Rm. N-411, House of Representatives, Quezon City, Metro Manila, Philippines
+63 2 931 5497, +63 2 931 5001 local 7370
Rep. Edcel C. Lagman
Independent – Albay
02 August 2012
0916-6406737 / 0918-9120137
The withdrawal of some minority members as co-authors of the RH bill is a mere partisan support for former President Gloria Macapagal-Arroyo’s opposition to the controversial measure.
Many of those who withdrew as co-authors are long-standing RH advocates like Rep.

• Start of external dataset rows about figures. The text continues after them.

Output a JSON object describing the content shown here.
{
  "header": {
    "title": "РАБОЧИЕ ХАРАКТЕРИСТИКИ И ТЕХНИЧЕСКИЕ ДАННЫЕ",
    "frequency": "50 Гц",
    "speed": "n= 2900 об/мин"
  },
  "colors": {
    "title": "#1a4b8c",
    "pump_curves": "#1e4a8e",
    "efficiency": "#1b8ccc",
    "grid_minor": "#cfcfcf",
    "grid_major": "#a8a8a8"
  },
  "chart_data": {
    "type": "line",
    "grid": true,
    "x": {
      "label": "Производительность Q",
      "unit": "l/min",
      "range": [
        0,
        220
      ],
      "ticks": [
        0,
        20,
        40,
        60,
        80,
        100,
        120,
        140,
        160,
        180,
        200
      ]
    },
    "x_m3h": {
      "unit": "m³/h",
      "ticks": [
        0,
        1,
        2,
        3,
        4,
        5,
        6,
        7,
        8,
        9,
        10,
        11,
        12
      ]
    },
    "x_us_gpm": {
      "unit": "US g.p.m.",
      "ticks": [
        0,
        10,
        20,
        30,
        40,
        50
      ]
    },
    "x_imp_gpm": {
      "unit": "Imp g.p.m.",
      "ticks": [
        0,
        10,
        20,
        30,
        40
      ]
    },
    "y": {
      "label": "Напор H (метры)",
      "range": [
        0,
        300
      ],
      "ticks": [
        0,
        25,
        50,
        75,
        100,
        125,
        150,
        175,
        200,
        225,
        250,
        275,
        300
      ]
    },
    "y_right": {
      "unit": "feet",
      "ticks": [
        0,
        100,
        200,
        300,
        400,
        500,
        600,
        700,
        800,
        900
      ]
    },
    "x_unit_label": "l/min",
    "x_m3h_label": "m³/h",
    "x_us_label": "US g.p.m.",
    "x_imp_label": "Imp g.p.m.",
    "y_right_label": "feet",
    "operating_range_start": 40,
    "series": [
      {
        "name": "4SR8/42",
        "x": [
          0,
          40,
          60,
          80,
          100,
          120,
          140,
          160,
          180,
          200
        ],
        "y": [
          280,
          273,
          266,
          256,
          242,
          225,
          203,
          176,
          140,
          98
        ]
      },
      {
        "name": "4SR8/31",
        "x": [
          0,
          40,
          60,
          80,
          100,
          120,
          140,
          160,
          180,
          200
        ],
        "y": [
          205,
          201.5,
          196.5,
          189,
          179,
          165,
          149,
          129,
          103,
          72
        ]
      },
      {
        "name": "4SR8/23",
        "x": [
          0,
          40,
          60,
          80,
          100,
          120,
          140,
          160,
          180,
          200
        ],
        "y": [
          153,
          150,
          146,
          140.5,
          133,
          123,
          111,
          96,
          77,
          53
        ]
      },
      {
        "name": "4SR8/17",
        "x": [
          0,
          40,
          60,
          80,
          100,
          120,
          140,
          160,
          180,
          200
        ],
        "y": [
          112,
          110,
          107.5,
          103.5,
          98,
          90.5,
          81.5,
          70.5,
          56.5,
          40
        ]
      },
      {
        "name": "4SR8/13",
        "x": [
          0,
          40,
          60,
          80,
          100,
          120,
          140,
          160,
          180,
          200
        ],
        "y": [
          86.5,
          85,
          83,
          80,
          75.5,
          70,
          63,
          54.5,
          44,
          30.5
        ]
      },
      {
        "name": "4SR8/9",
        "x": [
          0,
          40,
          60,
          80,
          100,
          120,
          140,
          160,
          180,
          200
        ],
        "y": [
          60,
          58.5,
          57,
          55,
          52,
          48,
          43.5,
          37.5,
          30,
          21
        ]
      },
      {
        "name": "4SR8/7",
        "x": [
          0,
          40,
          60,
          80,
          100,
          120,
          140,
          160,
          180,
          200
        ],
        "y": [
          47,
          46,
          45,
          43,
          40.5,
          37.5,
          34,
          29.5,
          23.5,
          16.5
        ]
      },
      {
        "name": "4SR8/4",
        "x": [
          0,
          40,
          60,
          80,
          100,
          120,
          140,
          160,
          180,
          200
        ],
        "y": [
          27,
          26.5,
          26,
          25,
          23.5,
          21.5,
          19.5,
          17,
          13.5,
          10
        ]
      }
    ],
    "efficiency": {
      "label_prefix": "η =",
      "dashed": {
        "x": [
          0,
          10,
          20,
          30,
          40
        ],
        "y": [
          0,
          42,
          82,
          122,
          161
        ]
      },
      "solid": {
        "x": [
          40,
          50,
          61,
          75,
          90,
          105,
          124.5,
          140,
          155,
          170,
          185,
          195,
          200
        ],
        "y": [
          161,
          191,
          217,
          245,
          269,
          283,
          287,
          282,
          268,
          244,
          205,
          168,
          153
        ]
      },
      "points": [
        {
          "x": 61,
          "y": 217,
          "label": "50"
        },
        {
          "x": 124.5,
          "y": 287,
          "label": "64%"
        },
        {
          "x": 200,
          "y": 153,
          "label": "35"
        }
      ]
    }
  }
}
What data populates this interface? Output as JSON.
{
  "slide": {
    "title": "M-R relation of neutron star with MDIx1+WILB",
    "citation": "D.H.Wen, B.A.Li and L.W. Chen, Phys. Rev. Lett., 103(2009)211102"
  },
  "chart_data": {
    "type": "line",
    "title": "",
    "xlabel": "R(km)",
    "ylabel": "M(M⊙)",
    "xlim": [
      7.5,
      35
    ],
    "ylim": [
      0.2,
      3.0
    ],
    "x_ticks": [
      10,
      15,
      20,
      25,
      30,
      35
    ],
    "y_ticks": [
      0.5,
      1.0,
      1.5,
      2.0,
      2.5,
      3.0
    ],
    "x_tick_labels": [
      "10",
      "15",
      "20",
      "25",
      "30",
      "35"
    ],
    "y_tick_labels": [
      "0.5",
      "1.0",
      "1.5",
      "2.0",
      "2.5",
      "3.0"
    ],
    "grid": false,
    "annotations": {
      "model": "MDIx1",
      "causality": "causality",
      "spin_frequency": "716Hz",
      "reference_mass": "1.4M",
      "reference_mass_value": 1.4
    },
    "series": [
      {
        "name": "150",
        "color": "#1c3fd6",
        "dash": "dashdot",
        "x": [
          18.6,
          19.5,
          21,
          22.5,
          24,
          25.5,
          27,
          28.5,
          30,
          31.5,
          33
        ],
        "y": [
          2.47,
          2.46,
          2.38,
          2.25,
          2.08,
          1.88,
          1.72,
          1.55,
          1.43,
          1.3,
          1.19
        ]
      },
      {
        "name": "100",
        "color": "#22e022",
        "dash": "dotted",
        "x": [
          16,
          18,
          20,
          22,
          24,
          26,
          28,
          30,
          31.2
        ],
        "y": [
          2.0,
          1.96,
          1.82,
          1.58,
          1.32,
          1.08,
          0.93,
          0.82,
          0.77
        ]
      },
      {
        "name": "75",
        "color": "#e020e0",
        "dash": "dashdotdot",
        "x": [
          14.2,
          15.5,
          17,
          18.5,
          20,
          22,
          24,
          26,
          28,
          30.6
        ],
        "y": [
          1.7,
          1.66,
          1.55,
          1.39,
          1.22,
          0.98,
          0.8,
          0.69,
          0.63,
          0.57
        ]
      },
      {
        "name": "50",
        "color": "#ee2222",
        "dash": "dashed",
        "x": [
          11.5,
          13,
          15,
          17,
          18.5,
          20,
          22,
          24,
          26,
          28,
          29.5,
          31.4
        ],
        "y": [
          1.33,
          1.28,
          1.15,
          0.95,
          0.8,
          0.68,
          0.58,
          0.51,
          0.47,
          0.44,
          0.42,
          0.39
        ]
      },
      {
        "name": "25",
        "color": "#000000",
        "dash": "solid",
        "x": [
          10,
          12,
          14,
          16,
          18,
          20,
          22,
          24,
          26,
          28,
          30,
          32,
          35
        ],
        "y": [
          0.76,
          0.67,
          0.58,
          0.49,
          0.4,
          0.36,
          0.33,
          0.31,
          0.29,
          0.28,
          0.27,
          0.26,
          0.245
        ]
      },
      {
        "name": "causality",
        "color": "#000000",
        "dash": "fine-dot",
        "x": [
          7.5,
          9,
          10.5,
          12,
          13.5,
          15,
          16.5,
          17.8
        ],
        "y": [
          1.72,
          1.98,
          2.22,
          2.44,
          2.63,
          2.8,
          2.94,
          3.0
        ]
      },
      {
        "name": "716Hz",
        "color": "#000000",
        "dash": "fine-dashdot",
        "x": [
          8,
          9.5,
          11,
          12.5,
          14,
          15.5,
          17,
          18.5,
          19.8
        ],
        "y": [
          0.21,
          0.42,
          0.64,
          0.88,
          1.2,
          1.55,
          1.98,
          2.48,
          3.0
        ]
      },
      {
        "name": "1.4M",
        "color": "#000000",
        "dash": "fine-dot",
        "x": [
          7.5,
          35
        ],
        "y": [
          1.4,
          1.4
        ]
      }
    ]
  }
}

Danilo Suarez who has been a consistent and vocal co-author for three Congresses dating back to the 13th Congress.
Arroyo has not articulated her specific objections to the RH bill except for a claim that it is against her Catholic faith, and neither has she pointed out what particular provisions of the bill is she against.
The much-ballyhooed withdrawal is not crucial to the final outcome which the RH advocates will win.
Arroyo’s rejection of the RH bill is a departure from her admission that she used contraceptive pills when she was a young mother, presumably to limit the number of her children and for birth spacing. She made this candid admission in March 2003 at a luncheon with pro-family planning legislators in Malacanang.
The former President’s opposition to the RH bill amounts to depriving Filipino women of the same right she herself enjoyed and the choice of availing themselves of non-abortive contraceptives.
If a woman of means has the right to contracept, why should she deny other women, particularly in the marginalized sectors, from using contraceptives to meet their fertility goals and desired family size.
Virtually all women in the topmost quintile of Philippine society have the number of children they want to have, which is two, as documented by the latest 2008 National Demographic and Health Survey (NDHS)
In the poorest quintile, women are still having an average of almost six children which is equivalent to the total fertility rate in the country some 40 years ago and almost twice their fertility goal according to the same National Demographic and Health Survey of 2008.
The RH bill remedies this glaring disparity by mandating the government to extend RH information, services and supplies to poor women who are acceptors of voluntary family planning.
Among the poorest 10% of women of reproductive age, a whopping 44% of pregnancies are unwanted [2006 Family Planning Survey conducted by the Department of Health (DOH)].
The bottom line is, if women are given the chance to make responsible family planning decisions, they almost always decide to have smaller families and their children will invariably be healthier, better educated and have at least a fighting chance of living full and dignified lives.
Without this ability, most women will often find it more difficult – some may find it impossible – to finish their education, find remunerative work or have a say in their future.
This is the ability and the future which the former President is denying her fellow Filipinas, particularly the poorest of the poor who undergo serial pregnancies.